Hanamaki, Iwate
Bowls arrive before you finish the last one — that is the rhythm of wanko soba, the reflex-testing eating tradition that Hanamaki claims as its own. The server stands ready, the lacquer lid in hand, and the count rises until you surrender. It is a performance of hospitality disguised as a meal, and it belongs here in a way that feels entirely unforced.
Beyond the table, Hanamaki spreads across the Kitakami Plain, flanked on both sides by mountains — the Ou range to the west, the Kitakami Highlands to the east. The Toyosawa River threads through the valley, and along its banks the onsen cluster: Dai Onsen, Shidotaira Onsen, Matsukura Onsen, each with its own weight of history. Shidotaira carries the memory of toji, the old practice of bathing over days for recovery rather than recreation. The water is not incidental here; it is structural to how the place has always absorbed people passing through.
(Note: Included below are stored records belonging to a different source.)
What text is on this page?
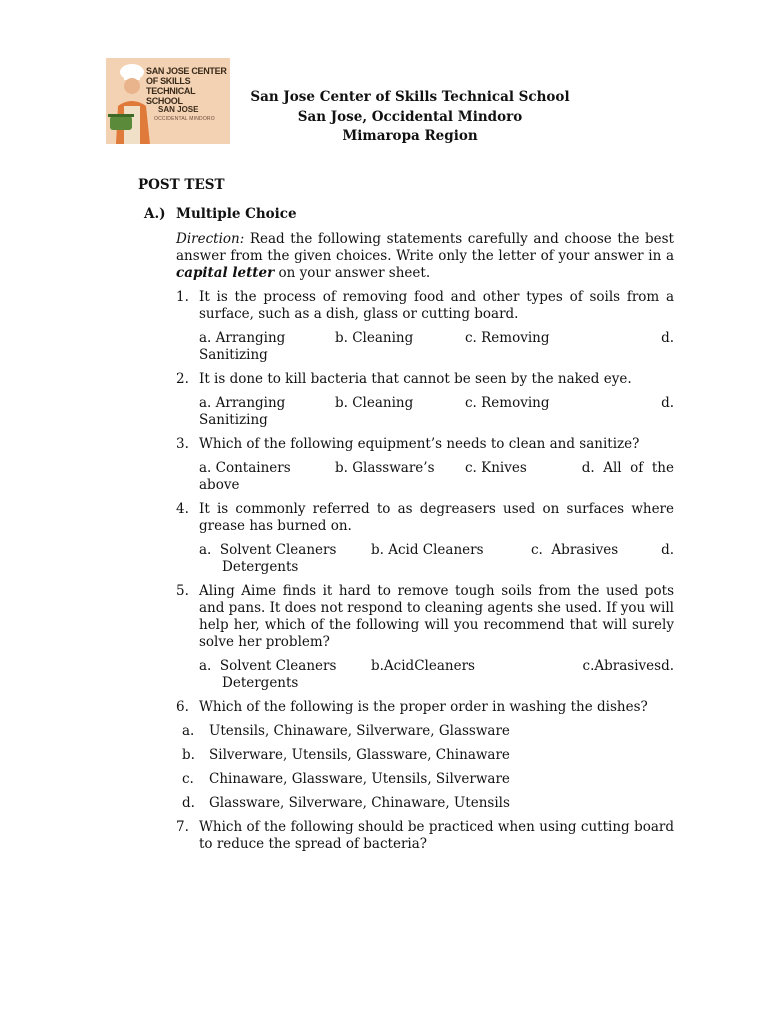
SAN JOSE CENTER
OF SKILLS
TECHNICAL SCHOOL
SAN JOSE
OCCIDENTAL MINDORO
San Jose Center of Skills Technical School
San Jose, Occidental Mindoro
Mimaropa Region
POST TEST
A.) Multiple Choice

Direction: Read the following statements carefully and choose the best answer from the given choices. Write only the letter of your answer in a capital letter on your answer sheet.

1. It is the process of removing food and other types of soils from a surface, such as a dish, glass or cutting board.
a. Arranging	b. Cleaning	c. Removing	d.
Sanitizing
2. It is done to kill bacteria that cannot be seen by the naked eye.
a. Arranging	b. Cleaning	c. Removing	d.
Sanitizing
3. Which of the following equipment’s needs to clean and sanitize?
a. Containers	b. Glassware’s	c. Knives	d.  All  of  the
above
4. It is commonly referred to as degreasers used on surfaces where grease has burned on.
a.  Solvent Cleaners	b. Acid Cleaners	c.  Abrasives	d.
Detergents
5. Aling Aime finds it hard to remove tough soils from the used pots and pans. It does not respond to cleaning agents she used. If you will help her, which of the following will you recommend that will surely solve her problem?
a.  Solvent Cleaners	b.AcidCleaners	c.Abrasivesd.
Detergents
6. Which of the following is the proper order in washing the dishes?
a.	Utensils, Chinaware, Silverware, Glassware
b.	Silverware, Utensils, Glassware, Chinaware
c.	Chinaware, Glassware, Utensils, Silverware
d.	Glassware, Silverware, Chinaware, Utensils
7. Which of the following should be practiced when using cutting board to reduce the spread of bacteria?
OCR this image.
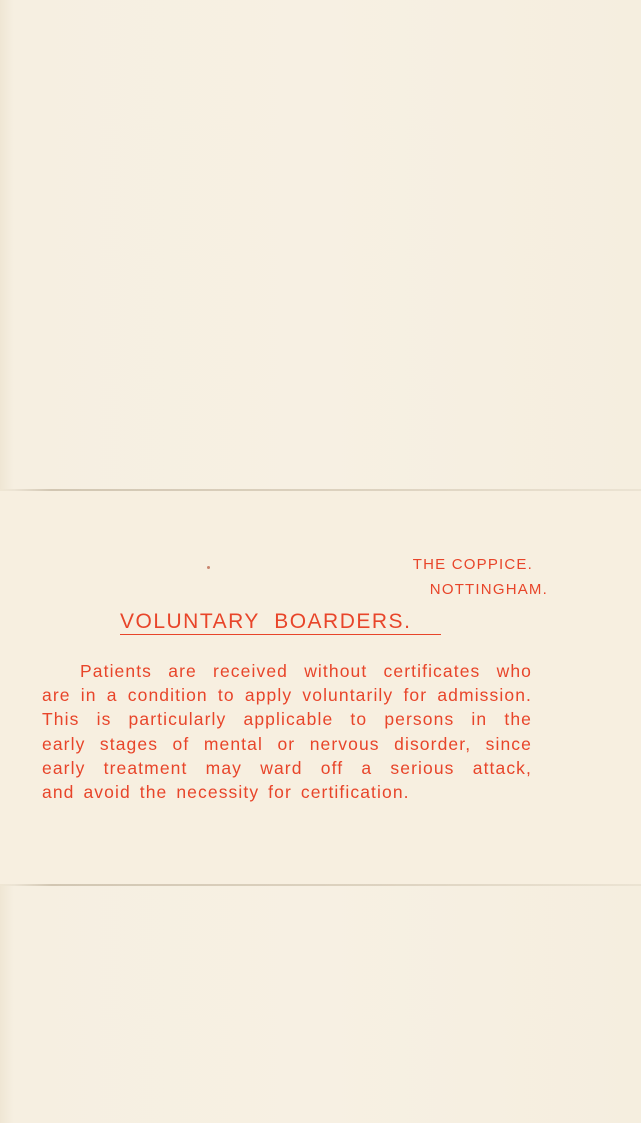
THE COPPICE.
NOTTINGHAM.
VOLUNTARY  BOARDERS.
Patients are received without certificates who
are in a condition to apply voluntarily for admission.
This is particularly applicable to persons in the
early stages of mental or nervous disorder, since
early treatment may ward off a serious attack,
and avoid the necessity for certification.
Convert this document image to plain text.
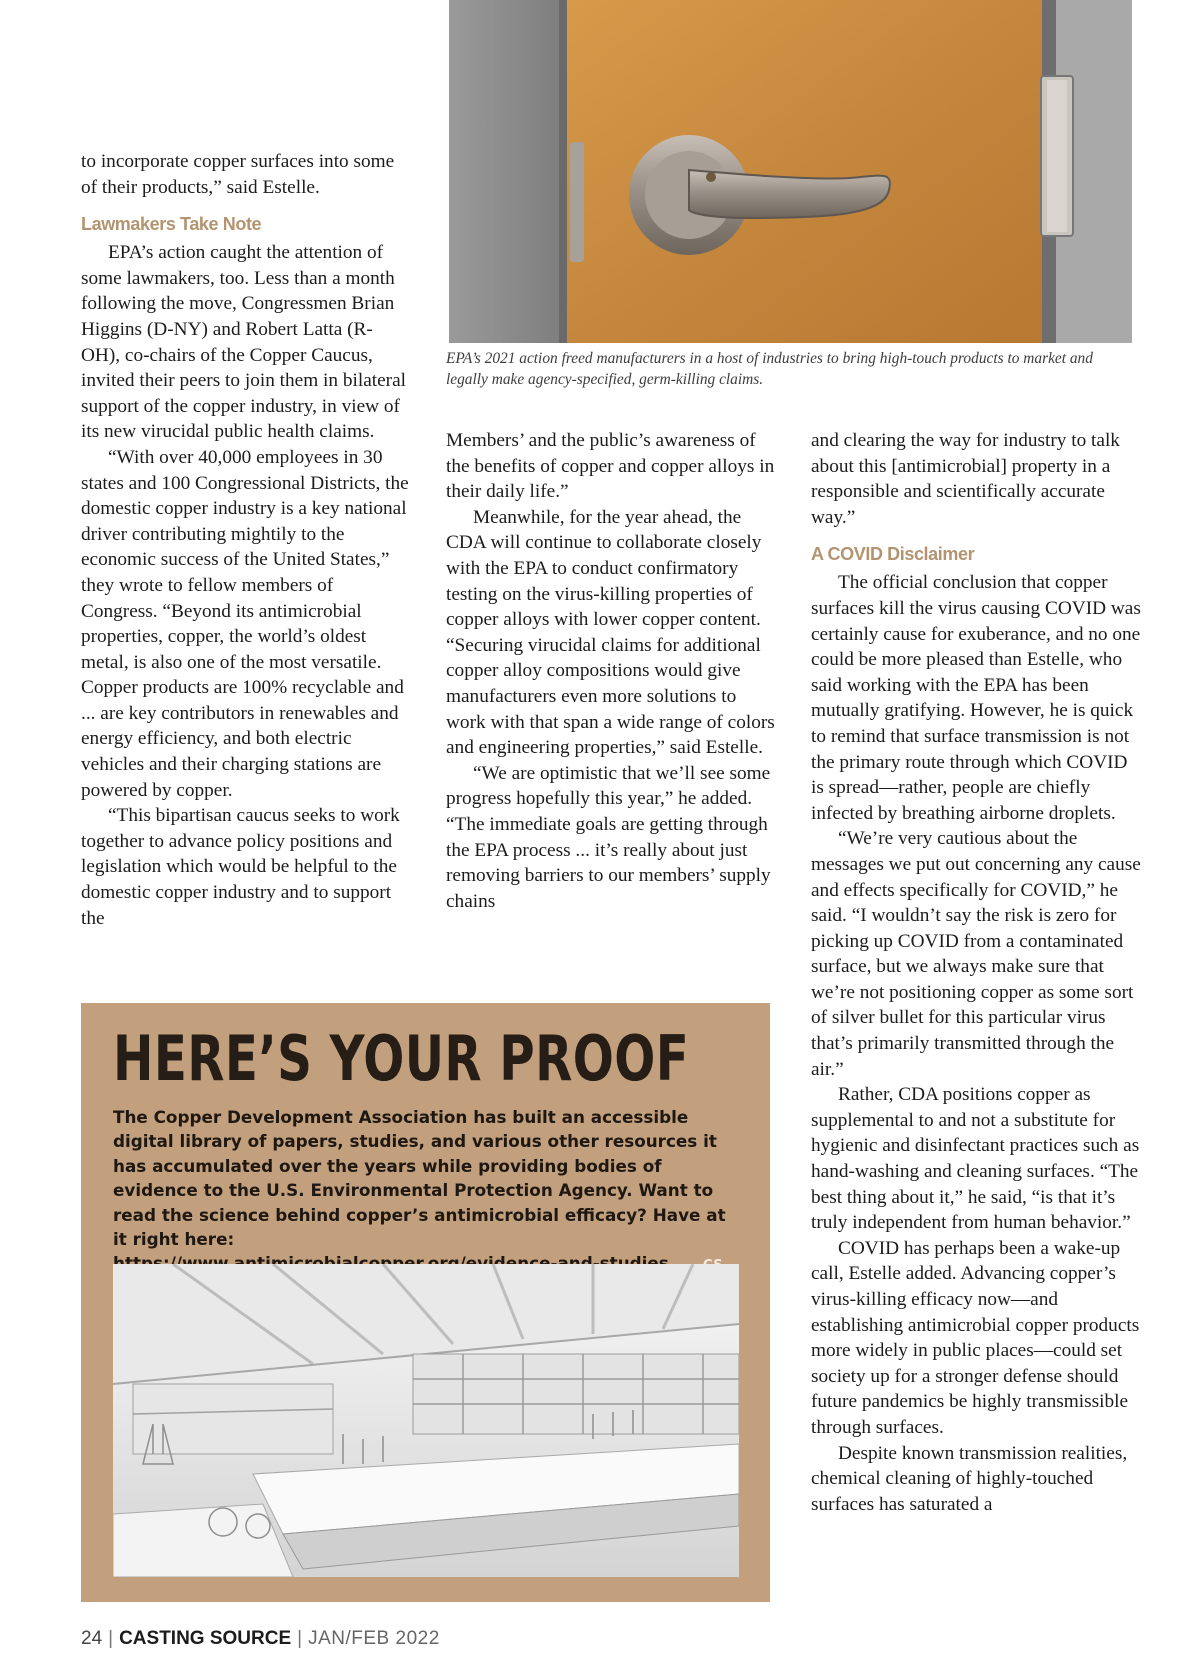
EPA’s 2021 action freed manufacturers in a host of industries to bring high-touch products to market and legally make agency-specified, germ-killing claims.

to incorporate copper surfaces into some of their products,” said Estelle.

Lawmakers Take Note

EPA’s action caught the attention of some lawmakers, too. Less than a month following the move, Congressmen Brian Higgins (D-NY) and Robert Latta (R-OH), co-chairs of the Copper Caucus, invited their peers to join them in bilateral support of the copper industry, in view of its new virucidal public health claims.

“With over 40,000 employees in 30 states and 100 Congressional Districts, the domestic copper industry is a key national driver contributing mightily to the economic success of the United States,” they wrote to fellow members of Congress. “Beyond its antimicrobial properties, copper, the world’s oldest metal, is also one of the most versatile. Copper products are 100% recyclable and ... are key contributors in renewables and energy efficiency, and both electric vehicles and their charging stations are powered by copper.

“This bipartisan caucus seeks to work together to advance policy positions and legislation which would be helpful to the domestic copper industry and to support the

Members’ and the public’s awareness of the benefits of copper and copper alloys in their daily life.”

Meanwhile, for the year ahead, the CDA will continue to collaborate closely with the EPA to conduct confirmatory testing on the virus-killing properties of copper alloys with lower copper content. “Securing virucidal claims for additional copper alloy compositions would give manufacturers even more solutions to work with that span a wide range of colors and engineering properties,” said Estelle.

“We are optimistic that we’ll see some progress hopefully this year,” he added. “The immediate goals are getting through the EPA process ... it’s really about just removing barriers to our members’ supply chains

and clearing the way for industry to talk about this [antimicrobial] property in a responsible and scientifically accurate way.”

A COVID Disclaimer

The official conclusion that copper surfaces kill the virus causing COVID was certainly cause for exuberance, and no one could be more pleased than Estelle, who said working with the EPA has been mutually gratifying. However, he is quick to remind that surface transmission is not the primary route through which COVID is spread—rather, people are chiefly infected by breathing airborne droplets.

“We’re very cautious about the messages we put out concerning any cause and effects specifically for COVID,” he said. “I wouldn’t say the risk is zero for picking up COVID from a contaminated surface, but we always make sure that we’re not positioning copper as some sort of silver bullet for this particular virus that’s primarily transmitted through the air.”

Rather, CDA positions copper as supplemental to and not a substitute for hygienic and disinfectant practices such as hand-washing and cleaning surfaces. “The best thing about it,” he said, “is that it’s truly independent from human behavior.”

COVID has perhaps been a wake-up call, Estelle added. Advancing copper’s virus-killing efficacy now—and establishing antimicrobial copper products more widely in public places—could set society up for a stronger defense should future pandemics be highly transmissible through surfaces.

Despite known transmission realities, chemical cleaning of highly-touched surfaces has saturated a

HERE’S YOUR PROOF

The Copper Development Association has built an accessible digital library of papers, studies, and various other resources it has accumulated over the years while providing bodies of evidence to the U.S. Environmental Protection Agency. Want to read the science behind copper’s antimicrobial efficacy? Have at it right here:

24 | CASTING SOURCE | JAN/FEB 2022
Hanamaki is also the ground from which Miyazawa Kenji grew — the poet and agronomist whose imagination mapped an interior landscape onto this very geography. The Miyazawa Kenji Memorial Museum sits quietly in the town, not as a shrine but as a working archive of a particular sensibility. Nearby, Hayachine, the highest peak in the Kitakami Highlands, remains the site of Hayachine Kagura, a ritual dance tradition rooted in mountain worship. Dai-yaki, a local confection, sits in shop windows beside the usual souvenirs — modest, specific, easy to overlook and worth not overlooking.